A black and white photograph of Joan Didion sitting on a couch looking directly at the camera
Credit: CSU Archives / Everett Collection

Notes on Didion

By Megan Farrimond

Megan Farrimond reflects on Joan Didion’s legacy and its impact on budding writers like herself.

Life sustains Joan Didion’s work and at times her writing seems to blend the two together seamlessly. There are few people needed to remove a sense of privacy in the face of relatability, and Joan thankfully gave us this access. 

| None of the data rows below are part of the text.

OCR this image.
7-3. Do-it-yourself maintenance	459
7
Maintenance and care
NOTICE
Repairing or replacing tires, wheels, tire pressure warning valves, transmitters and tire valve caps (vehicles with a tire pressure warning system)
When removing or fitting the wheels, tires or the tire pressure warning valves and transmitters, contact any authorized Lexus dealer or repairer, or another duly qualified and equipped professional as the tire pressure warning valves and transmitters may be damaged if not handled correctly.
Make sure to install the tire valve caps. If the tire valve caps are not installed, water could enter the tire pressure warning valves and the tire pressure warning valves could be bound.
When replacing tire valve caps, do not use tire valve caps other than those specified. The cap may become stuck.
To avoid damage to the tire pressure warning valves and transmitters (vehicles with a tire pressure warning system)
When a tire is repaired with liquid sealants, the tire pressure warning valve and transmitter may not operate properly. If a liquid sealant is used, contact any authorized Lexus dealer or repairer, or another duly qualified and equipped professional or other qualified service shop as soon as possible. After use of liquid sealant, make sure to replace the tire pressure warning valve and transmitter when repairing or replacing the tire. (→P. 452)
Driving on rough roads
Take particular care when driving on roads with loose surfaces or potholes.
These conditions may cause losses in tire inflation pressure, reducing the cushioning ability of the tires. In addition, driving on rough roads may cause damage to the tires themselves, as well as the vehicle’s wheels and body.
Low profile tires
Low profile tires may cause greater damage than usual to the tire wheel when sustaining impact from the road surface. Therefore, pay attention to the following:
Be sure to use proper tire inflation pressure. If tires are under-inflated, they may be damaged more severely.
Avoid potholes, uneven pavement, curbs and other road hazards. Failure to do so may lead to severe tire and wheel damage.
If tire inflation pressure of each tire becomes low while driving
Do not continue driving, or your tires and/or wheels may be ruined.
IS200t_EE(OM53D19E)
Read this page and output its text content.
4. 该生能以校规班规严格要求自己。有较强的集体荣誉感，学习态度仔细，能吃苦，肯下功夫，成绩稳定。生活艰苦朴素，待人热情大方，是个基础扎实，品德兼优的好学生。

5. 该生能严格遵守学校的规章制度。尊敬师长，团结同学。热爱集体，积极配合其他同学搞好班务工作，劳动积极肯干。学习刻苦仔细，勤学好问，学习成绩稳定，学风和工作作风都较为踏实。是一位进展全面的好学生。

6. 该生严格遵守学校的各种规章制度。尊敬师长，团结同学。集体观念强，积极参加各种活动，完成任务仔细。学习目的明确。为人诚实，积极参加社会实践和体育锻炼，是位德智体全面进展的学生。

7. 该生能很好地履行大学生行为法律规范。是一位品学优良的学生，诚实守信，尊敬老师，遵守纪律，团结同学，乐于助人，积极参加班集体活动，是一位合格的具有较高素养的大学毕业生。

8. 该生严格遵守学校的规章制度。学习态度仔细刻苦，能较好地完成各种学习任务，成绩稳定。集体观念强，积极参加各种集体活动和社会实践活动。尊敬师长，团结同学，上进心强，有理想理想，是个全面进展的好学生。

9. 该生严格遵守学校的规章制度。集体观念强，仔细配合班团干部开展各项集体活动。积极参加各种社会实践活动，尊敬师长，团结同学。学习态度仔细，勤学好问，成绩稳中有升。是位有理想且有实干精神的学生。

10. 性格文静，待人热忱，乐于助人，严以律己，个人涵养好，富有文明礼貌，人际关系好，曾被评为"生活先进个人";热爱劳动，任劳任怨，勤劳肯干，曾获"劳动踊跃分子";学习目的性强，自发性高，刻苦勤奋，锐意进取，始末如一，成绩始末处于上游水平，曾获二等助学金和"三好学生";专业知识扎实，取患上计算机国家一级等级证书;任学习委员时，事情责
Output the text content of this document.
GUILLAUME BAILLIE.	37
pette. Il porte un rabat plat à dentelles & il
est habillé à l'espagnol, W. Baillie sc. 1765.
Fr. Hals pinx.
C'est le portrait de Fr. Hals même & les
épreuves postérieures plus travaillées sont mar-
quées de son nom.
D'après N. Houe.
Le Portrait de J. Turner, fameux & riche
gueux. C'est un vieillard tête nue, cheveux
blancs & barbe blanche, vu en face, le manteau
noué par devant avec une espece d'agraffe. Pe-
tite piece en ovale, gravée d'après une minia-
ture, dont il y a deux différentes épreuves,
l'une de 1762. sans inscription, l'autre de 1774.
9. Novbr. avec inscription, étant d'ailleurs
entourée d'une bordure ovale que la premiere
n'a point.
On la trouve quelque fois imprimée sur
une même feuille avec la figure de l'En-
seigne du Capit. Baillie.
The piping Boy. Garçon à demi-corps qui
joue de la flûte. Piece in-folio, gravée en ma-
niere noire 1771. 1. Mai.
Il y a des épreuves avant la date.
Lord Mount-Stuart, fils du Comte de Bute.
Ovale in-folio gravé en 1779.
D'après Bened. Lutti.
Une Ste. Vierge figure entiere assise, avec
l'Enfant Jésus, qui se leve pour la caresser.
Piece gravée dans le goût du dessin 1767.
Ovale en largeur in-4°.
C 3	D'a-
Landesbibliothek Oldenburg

Didion was part of the New Journalists, which included writers Truman Capote and Tom Wolfe, a genre of writing that blurred the fictional and journalistic facts. The style focuses around the personal voice and this often means that the writing, despite fears that the line also blurs the objective writer with a subjective one, also meant that it’s standpoint was much more accessible and exciting for readers. The New Journalists also proved that subjectivity has a place in journalism. Didion often placed herself at the centre of experience, such as building relationships with hippies during the Summer of Love in order to dispel criticisms which surrounded the counterculture in the mainstream newspapers of the 60s. In a 1978 interview for the Paris Review, Didion explained why she famously believed writing to be a hostile act: “Quite often you want to tell somebody your dream, your nightmare. Well, nobody wants to hear about someone else’s dream, good or bad; nobody wants to walk around with it. The writer is always tricking the reader into listening to the dream”. This sense of writing as a subtle, but constant persuasion to the reader to join in on your idea is what makes the idea of writing and journalism so inviting. 

She further writes on the importance of keeping a notebook, or rather how her own notebook has shaped her life and work. I have always stressed this too, and the Notes app has made this even more accessible to us. As we observe ourselves and the world around us immediately, it’s easier to sell these observations to the reader, and as she notes, invite them into your own frame of reference. It’s how the world feels to you that makes conversations so inviting and readings so accessible. Jotting down your experience in this way makes your writing style unique. Taking notes like this and creating an essay or an article feels like finding a way to de-scatter the mind and combine style with charm and relatability. 

In terms of privately writing (although there is always a choice as to how much of yourself you make public), Joan stressed the importance of being at the centre of it. She writes in her essay On Keeping a Notebook (which you can find in the collection of essays Slouching Towards Bethlehem – my favourite of hers!): “I think we are well advised to keep on nodding terms with the people we used to be whether we find them attractive company or not” … “it all comes back, even that recipe for sauerkraut, even that brings it back”. As we move through life and forget what it felt like to be 17 or 21, it’s always nice to have that journal entry to remind us what we were making for tea that night or how much we hated school.